Denmark has secured a significant victory early in its EU presidency by pushing for the integration of defense priorities into the core of the EU’s economic policy. This move comes as the EU begins crucial negotiations on its next seven-year budget, setting the stage for defining Europe’s future political and economic direction.
The agreement, spearheaded by Denmark, allows EU countries to redirect a significant portion of the budget, specifically the EU’s structural funds, towards defense and security initiatives. These funds were originally earmarked for public investments in green transition, entrepreneurship, innovation, and social inclusion.
This redirection represents a notable shift in the EU’s approach, potentially channeling billions of euros towards addressing Europe’s security challenges. The agreement circumvents a fundamental limitation within the EU treaty, which historically viewed financing weapons and military equipment as a breach of the Union’s founding values as a peace project.

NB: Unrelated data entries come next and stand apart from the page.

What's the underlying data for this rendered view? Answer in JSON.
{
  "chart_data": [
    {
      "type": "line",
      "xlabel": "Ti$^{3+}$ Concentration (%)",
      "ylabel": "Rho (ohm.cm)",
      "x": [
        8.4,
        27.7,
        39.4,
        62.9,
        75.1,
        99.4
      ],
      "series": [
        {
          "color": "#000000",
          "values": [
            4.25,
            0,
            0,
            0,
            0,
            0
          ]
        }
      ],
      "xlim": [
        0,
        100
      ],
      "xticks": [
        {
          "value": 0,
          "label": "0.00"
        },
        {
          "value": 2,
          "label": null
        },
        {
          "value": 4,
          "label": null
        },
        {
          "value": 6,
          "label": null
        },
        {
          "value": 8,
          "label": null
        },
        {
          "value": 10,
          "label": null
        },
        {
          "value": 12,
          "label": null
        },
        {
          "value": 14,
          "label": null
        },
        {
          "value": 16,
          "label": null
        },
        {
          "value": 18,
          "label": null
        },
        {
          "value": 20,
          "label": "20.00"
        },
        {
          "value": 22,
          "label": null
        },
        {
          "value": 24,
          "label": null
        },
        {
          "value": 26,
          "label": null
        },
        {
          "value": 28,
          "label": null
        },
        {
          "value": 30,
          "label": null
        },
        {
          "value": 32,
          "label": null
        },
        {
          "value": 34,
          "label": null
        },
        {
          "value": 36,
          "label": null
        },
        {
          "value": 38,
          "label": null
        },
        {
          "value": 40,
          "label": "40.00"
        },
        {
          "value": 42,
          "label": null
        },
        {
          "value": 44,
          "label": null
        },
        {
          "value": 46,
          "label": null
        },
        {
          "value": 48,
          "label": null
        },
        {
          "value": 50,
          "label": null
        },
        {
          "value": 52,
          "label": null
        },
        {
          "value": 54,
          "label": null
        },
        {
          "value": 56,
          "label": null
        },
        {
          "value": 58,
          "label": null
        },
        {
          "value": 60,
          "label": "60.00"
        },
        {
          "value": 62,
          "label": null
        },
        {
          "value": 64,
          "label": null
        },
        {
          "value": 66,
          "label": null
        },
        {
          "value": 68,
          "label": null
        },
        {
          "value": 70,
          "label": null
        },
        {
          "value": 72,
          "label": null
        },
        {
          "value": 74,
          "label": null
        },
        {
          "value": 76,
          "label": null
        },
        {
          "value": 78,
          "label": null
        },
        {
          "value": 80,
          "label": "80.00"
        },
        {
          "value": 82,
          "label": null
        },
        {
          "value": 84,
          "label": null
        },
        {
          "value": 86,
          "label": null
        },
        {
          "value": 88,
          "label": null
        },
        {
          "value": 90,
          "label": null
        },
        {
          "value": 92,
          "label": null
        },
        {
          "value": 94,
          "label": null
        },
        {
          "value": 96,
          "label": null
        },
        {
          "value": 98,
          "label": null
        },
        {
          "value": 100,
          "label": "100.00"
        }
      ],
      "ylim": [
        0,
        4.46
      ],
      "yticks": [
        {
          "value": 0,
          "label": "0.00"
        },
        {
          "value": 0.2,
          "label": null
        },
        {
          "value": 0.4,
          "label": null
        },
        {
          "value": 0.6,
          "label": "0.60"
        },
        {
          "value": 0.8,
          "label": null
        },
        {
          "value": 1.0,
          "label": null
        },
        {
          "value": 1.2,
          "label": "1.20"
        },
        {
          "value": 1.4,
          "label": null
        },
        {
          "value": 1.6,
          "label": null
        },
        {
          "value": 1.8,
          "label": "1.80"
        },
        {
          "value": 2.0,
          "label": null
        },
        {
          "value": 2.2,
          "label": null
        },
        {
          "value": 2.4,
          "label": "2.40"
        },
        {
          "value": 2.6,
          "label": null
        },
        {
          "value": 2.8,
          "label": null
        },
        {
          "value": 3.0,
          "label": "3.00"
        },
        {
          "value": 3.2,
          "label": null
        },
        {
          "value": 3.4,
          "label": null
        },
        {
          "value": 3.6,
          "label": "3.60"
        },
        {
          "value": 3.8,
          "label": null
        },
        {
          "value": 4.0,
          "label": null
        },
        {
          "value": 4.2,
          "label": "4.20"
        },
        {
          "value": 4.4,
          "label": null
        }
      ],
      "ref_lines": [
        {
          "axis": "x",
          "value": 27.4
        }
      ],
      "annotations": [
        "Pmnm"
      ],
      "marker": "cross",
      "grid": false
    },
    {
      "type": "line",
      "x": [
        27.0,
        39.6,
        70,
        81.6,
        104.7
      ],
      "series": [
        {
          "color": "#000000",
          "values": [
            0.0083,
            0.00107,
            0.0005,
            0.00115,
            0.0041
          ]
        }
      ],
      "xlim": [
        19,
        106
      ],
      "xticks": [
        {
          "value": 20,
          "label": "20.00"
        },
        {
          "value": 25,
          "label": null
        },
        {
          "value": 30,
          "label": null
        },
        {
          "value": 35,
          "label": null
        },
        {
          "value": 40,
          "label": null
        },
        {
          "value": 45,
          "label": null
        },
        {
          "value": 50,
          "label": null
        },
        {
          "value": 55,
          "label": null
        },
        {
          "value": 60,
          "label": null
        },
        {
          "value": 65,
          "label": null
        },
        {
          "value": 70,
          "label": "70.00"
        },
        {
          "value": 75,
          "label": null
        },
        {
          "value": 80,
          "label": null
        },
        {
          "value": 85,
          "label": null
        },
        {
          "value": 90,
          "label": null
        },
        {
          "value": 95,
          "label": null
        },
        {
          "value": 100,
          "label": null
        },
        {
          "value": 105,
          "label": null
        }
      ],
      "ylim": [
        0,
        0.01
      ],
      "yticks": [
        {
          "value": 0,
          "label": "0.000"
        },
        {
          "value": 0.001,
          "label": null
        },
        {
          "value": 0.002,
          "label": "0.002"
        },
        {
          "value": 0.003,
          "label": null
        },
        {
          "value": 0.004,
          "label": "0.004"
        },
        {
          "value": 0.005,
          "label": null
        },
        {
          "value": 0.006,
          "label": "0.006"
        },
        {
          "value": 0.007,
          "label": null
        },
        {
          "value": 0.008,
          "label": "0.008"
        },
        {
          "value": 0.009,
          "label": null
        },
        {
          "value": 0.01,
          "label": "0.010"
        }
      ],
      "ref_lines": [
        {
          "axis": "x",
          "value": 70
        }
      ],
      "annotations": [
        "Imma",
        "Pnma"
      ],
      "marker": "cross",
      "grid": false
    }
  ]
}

The European Commission’s budget proposal suggests an increase from the current 1.2 trillion euros to 2 trillion euros for the period between 2028 and 2034. While substantial in monetary terms, this increase corresponds to a rise from 1.13 percent to 1.15 percent of the EU countries’ total gross income. Many member states often do not fully utilize their allocated structural funds, with an average utilization rate of 90 percent in the last seven-year period. This agreement provides an avenue for redirecting these unused funds towards defense, security, and competitiveness.
Countries like Italy and Spain, major recipients of structural funds, could see pressure to increase their defense spending. The agreement has faced some opposition, particularly from countries like Spain, where the perception of the threat from Russia is less pronounced.